Given this, it’s no surprise that more B2B technology companies are still achieving average values of over $10 billion today, up from just over $1 billion in the early-2010s, with some companies even being valued near $100 billion.
Many of these newer, public B2B and cloud companies saw their values increase somewhat slowly over time before they went public, with average value creation of $3 billion per year; however, today’s software companies are gaining value of more than four times that per year (see below). While this growth rate could slow, we don’t think the recent stock-market slowdown will fundamentally change this trajectory.

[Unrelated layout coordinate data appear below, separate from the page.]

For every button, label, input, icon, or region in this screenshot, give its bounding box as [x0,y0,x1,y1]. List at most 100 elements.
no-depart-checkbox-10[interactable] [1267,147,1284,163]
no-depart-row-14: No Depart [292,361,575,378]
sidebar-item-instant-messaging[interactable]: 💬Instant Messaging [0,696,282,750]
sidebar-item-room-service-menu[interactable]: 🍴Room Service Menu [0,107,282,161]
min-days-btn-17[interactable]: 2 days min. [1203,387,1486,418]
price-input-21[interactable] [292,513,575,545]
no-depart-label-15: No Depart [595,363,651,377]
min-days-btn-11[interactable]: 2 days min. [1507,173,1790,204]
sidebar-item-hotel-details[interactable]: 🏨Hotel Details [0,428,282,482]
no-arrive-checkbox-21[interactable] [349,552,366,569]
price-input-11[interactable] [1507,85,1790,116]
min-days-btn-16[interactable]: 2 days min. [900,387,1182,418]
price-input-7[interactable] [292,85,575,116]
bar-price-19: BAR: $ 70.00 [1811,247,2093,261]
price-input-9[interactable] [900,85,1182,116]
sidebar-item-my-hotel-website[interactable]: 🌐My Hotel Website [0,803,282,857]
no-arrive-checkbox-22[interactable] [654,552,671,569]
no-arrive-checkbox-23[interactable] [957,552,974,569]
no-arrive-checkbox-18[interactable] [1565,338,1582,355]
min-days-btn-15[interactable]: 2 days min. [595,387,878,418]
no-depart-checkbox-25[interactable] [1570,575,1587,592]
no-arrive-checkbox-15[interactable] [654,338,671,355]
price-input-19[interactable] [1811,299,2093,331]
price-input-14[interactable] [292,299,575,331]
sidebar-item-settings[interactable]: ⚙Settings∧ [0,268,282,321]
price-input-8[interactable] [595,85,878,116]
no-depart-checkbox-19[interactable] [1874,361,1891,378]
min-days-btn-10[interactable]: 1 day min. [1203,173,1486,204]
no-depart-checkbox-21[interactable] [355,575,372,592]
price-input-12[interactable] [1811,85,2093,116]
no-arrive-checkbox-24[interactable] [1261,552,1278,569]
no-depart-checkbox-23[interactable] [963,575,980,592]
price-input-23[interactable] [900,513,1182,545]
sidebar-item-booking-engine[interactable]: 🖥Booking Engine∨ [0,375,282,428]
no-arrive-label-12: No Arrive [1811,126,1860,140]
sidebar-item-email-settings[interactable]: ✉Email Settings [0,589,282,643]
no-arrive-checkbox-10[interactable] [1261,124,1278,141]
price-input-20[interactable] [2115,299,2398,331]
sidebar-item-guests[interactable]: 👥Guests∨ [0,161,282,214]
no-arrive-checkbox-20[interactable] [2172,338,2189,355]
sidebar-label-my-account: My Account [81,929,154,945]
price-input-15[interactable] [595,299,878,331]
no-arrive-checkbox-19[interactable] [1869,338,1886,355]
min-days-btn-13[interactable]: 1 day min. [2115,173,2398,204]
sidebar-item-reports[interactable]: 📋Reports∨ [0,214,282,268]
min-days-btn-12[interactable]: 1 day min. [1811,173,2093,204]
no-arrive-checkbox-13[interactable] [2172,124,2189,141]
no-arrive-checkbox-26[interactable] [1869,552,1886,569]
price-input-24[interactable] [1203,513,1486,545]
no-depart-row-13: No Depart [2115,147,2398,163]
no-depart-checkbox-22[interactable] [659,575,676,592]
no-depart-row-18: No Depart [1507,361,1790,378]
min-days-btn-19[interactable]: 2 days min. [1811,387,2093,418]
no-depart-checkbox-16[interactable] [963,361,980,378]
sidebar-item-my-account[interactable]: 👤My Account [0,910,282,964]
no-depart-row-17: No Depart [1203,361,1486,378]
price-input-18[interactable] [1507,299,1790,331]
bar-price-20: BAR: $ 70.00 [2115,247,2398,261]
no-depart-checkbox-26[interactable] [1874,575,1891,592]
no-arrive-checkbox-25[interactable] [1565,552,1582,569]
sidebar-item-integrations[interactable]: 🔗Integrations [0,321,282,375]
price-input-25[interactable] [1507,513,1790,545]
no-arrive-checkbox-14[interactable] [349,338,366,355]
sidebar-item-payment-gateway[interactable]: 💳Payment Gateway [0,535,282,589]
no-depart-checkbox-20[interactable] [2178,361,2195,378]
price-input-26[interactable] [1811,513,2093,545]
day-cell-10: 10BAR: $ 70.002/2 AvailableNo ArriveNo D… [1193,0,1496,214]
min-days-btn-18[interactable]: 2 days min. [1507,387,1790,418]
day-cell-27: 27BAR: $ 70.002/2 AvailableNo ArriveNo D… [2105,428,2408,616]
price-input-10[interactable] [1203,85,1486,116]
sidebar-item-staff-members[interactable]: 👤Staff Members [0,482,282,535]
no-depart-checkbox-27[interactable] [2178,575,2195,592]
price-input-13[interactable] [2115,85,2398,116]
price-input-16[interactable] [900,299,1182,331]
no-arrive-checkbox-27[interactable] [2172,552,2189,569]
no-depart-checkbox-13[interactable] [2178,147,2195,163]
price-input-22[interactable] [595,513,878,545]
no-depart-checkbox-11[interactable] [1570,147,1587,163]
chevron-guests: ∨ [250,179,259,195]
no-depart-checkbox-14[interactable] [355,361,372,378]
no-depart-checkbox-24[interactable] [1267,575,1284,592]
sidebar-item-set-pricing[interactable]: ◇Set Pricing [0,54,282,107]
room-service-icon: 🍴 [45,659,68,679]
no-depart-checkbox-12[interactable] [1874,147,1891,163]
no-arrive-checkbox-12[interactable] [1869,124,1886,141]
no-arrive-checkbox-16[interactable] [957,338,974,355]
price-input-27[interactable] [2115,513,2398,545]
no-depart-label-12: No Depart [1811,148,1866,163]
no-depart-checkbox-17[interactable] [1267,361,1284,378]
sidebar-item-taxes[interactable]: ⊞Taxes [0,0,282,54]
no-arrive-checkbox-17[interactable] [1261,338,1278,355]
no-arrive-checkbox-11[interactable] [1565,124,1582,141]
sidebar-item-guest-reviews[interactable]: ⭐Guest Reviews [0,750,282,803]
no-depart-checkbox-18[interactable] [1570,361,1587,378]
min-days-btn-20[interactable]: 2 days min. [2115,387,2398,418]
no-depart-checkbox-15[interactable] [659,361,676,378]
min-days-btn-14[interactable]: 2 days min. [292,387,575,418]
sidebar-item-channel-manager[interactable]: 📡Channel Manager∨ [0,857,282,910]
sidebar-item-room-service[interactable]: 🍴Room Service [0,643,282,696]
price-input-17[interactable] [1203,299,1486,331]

3. Focus on efficient growth and spend your (more) expensive capital wisely. Subsidizing growth with venture dollars is likely not sustainable; investors will not be willing to offer more money at nosebleed valuations today if companies continue to post massive burn rates without even talking about a path to profitability. Given this, our advice is to focus on your user and, if you can, leverage more-efficient sales motions like product-led growth to qualify your prospects and streamline the sales process. Companies like Atlassian and many open-source companies that have learned to successfully monetize their offerings, like MongoDB, were trailblazers here, but now many more companies are leveraging PLG early on to drive growth at lower costs. You should also, of course, leverage a global workforce (over Zoom) to efficiently scale your business.
Ultimately the path to create a company with $1 billion in revenue valued at $10 billion is better than ever before – but the journey will require more focus on efficiency, and durable growth may be the name of the game. Higher interest rates/cost of capital may ultimately be the forcing function to balance growth and efficiency and create lasting enterprise value.
4. Get some perspective. I’m not a public-stock picker, and I have no idea where the current market volatility will take us. But I do know that we’re experiencing now, at least, is nowhere near the type of economic shock we felt in 2008, when Lehman Brothers went bankrupt and the federal government had to bail out the entire U.S. auto industry. The Great Recession of 2008-09 led to a loss of more than $2 trillion in global economic growth. The dot-com crash of 2000/2001 – which wiped out more than 75% of the Nasdaq’s value from its peak – is another much-worse-than-now scenario
The bottom line is that today’s stock-market volatility is certainly troubling, but it should not cause software/cloud entrepreneurs to lose hope. Instead this should be a wake-up call to entrepreneurs drive efficiency while riding the macro-growth trends outlined above. All over the globe, organizations are buying more software to engage customers, balance rising costs with software-driven automation and stay relevant. These same trends continue to drive once-unthinkable valuations for the world’s largest technology companies—four global companies are now worth over $1 trillion each. Don’t let this bump in the road keep you from striving to join them.